Parallels between Jurassic Park and The Island of Doctor Moreau

After analyzing The Island of Doctor Moreau, I was reminded of the film Jurassic Park. I feel that these two stories share many similarities, both in their structure and in their possible messages. Both stories take place on a tropical island, remote from civilization for the sake of privacy. In The Island of Doctor Moreau, there is even something reminiscent of prehistoric times in the description of the island: “It was low, and covered with thick vegetation, chiefly of the inevitable palm trees” (Wells 17). The island is also volcanic and rocky. Compare it to some pictures from the film: (one) and (two). This setting gives the islands a wilder feel, that there is something not quite controlled about them.

Both begin with an outsider (Prendick in one, and a Dr. Grant in the other) introduced to the island. The outsiders have different proposed roles in the story, but they serve much of the same function for the plot: they pass judgment on the science they observe and bear witness to the disintegration of the careful plans of the creators. In both, the scientists (utilizing methods that were very popular at the time) attempt to “play God” – to manipulate life to an extent never dreamed of until that point. Both Hammond (the mind behind Jurassic Park) and Moreau took an existing technology and extended it further than anyone else. But they reach too far in their goals, and their creations go bad.

There is some foreshadowing of this loss of control in each.

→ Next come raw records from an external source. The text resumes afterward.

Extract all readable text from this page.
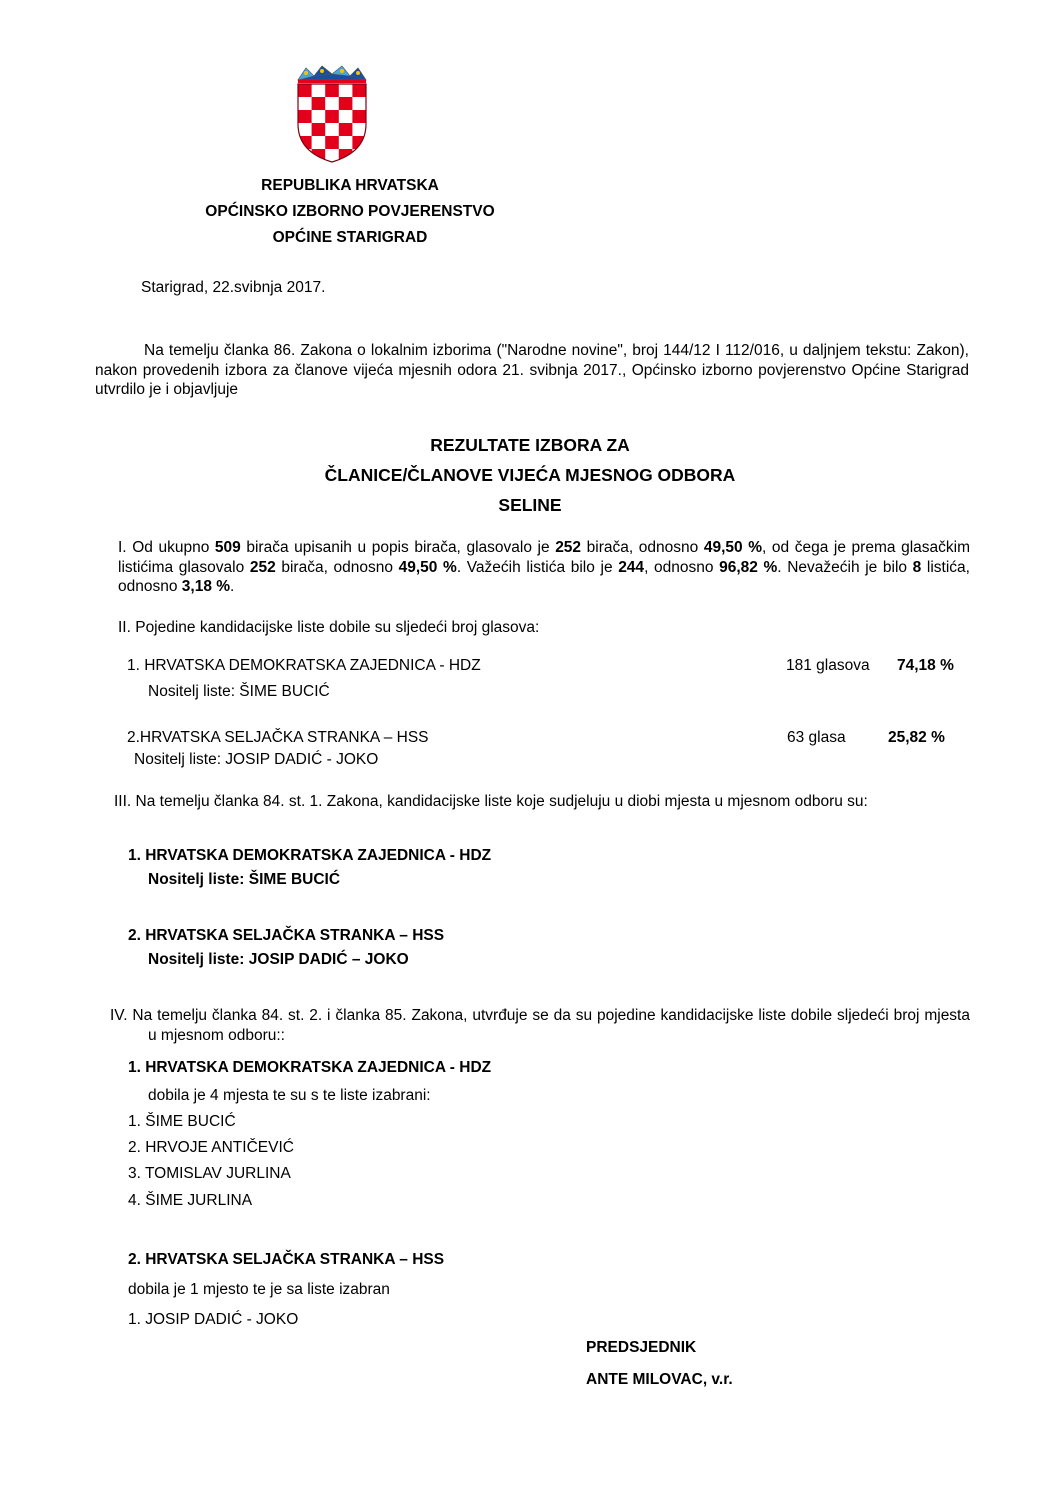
REPUBLIKA HRVATSKA
OPĆINSKO IZBORNO POVJERENSTVO
OPĆINE STARIGRAD
Starigrad, 22.svibnja 2017.
Na temelju članka 86. Zakona o lokalnim izborima ("Narodne novine", broj 144/12 I 112/016, u daljnjem tekstu: Zakon), nakon provedenih izbora za članove vijeća mjesnih odora 21. svibnja 2017., Općinsko izborno povjerenstvo Općine Starigrad utvrdilo je i objavljuje
REZULTATE IZBORA ZA
ČLANICE/ČLANOVE VIJEĆA MJESNOG ODBORA
SELINE
I. Od ukupno 509 birača upisanih u popis birača, glasovalo je 252 birača, odnosno 49,50 %, od čega je prema glasačkim listićima glasovalo 252 birača, odnosno 49,50 %. Važećih listića bilo je 244, odnosno 96,82 %. Nevažećih je bilo 8 listića, odnosno 3,18 %.
II. Pojedine kandidacijske liste dobile su sljedeći broj glasova:
1. HRVATSKA DEMOKRATSKA ZAJEDNICA - HDZ
Nositelj liste: ŠIME BUCIĆ
181 glasova 74,18 %
2.HRVATSKA SELJAČKA STRANKA – HSS
Nositelj liste: JOSIP DADIĆ - JOKO
63 glasa	25,82 %
III. Na temelju članka 84. st. 1. Zakona, kandidacijske liste koje sudjeluju u diobi mjesta u mjesnom odboru su:
1. HRVATSKA DEMOKRATSKA ZAJEDNICA - HDZ
Nositelj liste: ŠIME BUCIĆ
2. HRVATSKA SELJAČKA STRANKA – HSS
Nositelj liste: JOSIP DADIĆ – JOKO
IV. Na temelju članka 84. st. 2. i članka 85. Zakona, utvrđuje se da su pojedine kandidacijske liste dobile sljedeći broj mjesta u mjesnom odboru::
1. HRVATSKA DEMOKRATSKA ZAJEDNICA - HDZ
dobila je 4 mjesta te su s te liste izabrani:
1. ŠIME BUCIĆ
2. HRVOJE ANTIČEVIĆ
3. TOMISLAV JURLINA
4. ŠIME JURLINA
2. HRVATSKA SELJAČKA STRANKA – HSS
dobila je 1 mjesto te je sa liste izabran
1. JOSIP DADIĆ - JOKO
PREDSJEDNIK
ANTE MILOVAC, v.r.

In Jurassic Park, this comes from the initial attack of the raptor on the park worker, the incident which calls for outside interference. Later we learn that the dinosaurs, despite all being bred to be female, are also somehow reproducing, breaking a “law” – this one of nature, that females cannot breed with each other. In The Island of Doctor Moreau, this comes from the dead rabbit carcass, and breaks the law established by Moreau that the Beast Men are not to eat meat. Despite all of their “prettying up” with science to control them, the base nature of the animals comes out.

In Jurassic Park, the collapse of the park is brought about by Dennis Nedry. He fits into a villain stereotype of the time in that he is bumbling, slovenly, and fat, reflective of a general societal disdain for men who fit that description. In The Island of Doctor Moreau, the end is catalyzed by the cougar breaking free of her confines. I found it interesting that this is a female creature who is to blame for the downfall of the island – perhaps this, like in JP, reflects how society viewed women?

And in the end, there are lessons to be drawn. Both are cautionary tales of hubris in scientific endeavors and in meddling with what we do not understand fully.